A few more notes on Lyons:

Its silk-weavers had a far longer tradition of militancy than craftsmen in Paris. The 18th century saw many violent conflicts between employers and employees. In 1786 they had fought for a minimum wage, and for the first time identified themselves as a 'class' exploited by their masters. Thus class consciousness first appeared here in time for the revolution of 1789. The workers lived in densely packed suburbs like La Croux Rousse and Parrache.
In November 1831 the weavers rose in rebellion, chanting the slogan 'Vivre en travaillant ou mourir en combattant' (Live working or die fighting), overpowered the local garrison and took control of the city. Lacking organisation, they accepted a compromise and returned to their districts. They then organised in the Society of Mutual Duty and prepared for a general strike - Mutuellism was therefore banned by the Paris Government and its members arrested. This then led to further uprisings, spreading to Paris etc...

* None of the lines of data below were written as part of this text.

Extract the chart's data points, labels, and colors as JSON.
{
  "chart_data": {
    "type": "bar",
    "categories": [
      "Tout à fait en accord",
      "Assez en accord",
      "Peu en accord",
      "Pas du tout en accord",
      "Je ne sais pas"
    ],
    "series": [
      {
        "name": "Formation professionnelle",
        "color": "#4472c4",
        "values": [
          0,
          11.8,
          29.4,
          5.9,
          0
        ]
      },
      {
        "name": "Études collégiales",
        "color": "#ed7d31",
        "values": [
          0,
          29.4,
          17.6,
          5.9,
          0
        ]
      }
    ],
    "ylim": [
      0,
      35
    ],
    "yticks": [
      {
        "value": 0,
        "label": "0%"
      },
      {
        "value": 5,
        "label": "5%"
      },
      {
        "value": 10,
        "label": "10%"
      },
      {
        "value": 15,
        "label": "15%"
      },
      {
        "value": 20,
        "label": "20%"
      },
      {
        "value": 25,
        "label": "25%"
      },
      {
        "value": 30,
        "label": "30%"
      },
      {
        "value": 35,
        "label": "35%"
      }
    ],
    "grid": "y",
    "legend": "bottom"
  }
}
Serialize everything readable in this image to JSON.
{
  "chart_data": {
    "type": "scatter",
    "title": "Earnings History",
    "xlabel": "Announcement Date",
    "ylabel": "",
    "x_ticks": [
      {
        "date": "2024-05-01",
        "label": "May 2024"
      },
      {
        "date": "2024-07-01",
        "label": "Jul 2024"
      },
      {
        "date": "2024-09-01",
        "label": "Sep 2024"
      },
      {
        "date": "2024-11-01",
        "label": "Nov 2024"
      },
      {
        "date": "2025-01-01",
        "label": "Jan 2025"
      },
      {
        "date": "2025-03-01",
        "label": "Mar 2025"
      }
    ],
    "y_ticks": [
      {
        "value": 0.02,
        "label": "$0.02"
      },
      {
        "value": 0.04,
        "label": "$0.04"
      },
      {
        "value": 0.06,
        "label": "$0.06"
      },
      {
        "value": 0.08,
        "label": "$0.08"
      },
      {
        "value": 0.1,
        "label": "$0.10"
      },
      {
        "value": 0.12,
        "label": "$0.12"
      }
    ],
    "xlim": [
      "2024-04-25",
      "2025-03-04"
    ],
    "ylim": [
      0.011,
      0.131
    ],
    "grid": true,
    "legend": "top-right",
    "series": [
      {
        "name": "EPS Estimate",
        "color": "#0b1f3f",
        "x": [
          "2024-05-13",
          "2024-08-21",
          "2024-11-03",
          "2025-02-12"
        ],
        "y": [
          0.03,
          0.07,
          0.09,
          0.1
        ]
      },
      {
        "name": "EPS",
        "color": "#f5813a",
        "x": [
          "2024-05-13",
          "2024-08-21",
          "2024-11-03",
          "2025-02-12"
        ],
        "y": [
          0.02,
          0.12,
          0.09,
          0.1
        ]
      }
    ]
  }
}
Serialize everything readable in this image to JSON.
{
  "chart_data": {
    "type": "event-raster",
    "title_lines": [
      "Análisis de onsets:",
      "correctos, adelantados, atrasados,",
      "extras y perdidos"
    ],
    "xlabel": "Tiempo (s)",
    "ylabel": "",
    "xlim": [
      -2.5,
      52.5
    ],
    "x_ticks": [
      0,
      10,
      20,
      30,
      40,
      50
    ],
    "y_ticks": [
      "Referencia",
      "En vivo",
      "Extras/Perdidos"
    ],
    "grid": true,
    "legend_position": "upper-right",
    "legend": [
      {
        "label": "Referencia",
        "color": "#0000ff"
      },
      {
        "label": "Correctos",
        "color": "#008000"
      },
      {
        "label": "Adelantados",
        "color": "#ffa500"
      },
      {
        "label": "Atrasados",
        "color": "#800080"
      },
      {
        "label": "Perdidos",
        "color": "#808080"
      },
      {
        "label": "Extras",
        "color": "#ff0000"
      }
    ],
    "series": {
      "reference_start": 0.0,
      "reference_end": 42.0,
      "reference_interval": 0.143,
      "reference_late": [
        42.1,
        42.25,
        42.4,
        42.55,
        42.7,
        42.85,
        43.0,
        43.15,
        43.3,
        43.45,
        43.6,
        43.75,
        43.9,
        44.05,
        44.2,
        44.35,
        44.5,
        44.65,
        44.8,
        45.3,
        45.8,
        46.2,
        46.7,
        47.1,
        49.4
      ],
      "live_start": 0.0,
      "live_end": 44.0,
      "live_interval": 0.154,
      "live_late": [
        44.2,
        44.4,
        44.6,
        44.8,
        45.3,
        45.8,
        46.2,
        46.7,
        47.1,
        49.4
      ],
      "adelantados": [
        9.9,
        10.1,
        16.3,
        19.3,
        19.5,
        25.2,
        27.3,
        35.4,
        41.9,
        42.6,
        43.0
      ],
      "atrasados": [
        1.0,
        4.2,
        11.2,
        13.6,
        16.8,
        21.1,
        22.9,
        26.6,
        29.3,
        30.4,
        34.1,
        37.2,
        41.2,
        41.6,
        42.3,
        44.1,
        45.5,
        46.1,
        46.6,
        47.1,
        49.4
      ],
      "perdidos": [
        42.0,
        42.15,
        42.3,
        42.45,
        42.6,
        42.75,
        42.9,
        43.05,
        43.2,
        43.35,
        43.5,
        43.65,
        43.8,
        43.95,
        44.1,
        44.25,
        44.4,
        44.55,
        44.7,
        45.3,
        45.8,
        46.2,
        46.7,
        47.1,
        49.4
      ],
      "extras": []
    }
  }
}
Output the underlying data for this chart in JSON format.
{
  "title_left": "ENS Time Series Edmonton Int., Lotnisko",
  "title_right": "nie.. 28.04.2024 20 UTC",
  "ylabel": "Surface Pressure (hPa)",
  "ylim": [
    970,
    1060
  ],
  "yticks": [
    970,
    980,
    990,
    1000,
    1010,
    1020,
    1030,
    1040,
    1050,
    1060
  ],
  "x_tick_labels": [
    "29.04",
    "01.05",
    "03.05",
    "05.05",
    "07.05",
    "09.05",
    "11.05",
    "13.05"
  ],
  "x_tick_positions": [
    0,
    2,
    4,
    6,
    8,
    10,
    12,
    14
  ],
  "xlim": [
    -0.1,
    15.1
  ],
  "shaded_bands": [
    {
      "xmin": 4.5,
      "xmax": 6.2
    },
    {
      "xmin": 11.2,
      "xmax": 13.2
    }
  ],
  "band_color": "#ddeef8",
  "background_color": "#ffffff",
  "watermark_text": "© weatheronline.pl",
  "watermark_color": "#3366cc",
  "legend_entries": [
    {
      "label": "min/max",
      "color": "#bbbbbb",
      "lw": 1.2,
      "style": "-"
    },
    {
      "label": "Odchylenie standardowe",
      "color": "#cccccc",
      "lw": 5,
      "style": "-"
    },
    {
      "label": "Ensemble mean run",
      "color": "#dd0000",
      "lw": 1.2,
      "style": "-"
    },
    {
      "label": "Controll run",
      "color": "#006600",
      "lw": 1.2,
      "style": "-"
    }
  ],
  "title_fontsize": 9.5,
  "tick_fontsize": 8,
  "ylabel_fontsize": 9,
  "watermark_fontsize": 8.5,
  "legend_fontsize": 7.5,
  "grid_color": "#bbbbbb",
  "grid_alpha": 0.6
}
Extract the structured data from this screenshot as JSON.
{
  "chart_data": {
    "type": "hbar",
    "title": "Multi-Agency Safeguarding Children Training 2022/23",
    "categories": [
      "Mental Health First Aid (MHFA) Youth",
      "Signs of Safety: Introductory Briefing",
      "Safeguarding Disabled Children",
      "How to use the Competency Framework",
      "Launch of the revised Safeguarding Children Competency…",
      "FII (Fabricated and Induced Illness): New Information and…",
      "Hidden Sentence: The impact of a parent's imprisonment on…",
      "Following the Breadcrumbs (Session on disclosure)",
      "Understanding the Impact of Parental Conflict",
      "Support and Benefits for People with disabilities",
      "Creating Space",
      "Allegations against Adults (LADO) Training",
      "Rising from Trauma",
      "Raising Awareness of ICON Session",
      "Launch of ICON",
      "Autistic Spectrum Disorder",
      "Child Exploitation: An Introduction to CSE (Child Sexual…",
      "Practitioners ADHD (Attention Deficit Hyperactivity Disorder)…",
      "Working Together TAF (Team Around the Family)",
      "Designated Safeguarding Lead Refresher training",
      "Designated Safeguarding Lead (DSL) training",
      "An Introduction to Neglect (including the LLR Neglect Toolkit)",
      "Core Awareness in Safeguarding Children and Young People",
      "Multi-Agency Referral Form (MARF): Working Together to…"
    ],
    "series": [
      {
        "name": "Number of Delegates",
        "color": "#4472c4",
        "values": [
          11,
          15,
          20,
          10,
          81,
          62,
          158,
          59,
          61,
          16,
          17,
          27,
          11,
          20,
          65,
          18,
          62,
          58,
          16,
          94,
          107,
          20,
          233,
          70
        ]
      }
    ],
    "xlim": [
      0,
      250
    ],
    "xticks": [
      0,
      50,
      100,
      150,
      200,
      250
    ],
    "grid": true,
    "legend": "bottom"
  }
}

Blanqui was the first to use the term 'proletarire' in 1832.

From George Rude's 'Ideology and Popular Protest'.

The final word here from Jean Genet, who wrote it on the wall in Paris in 1968:
"C'est triste a dire, mais je ne pense que l'on puisse vaincre sans les drapeaux rouges et noires. Mais ils faut detrure - apres."
= Unfortunately I don't think we can win without the red and black flags. But they must be destroyed - afterwards.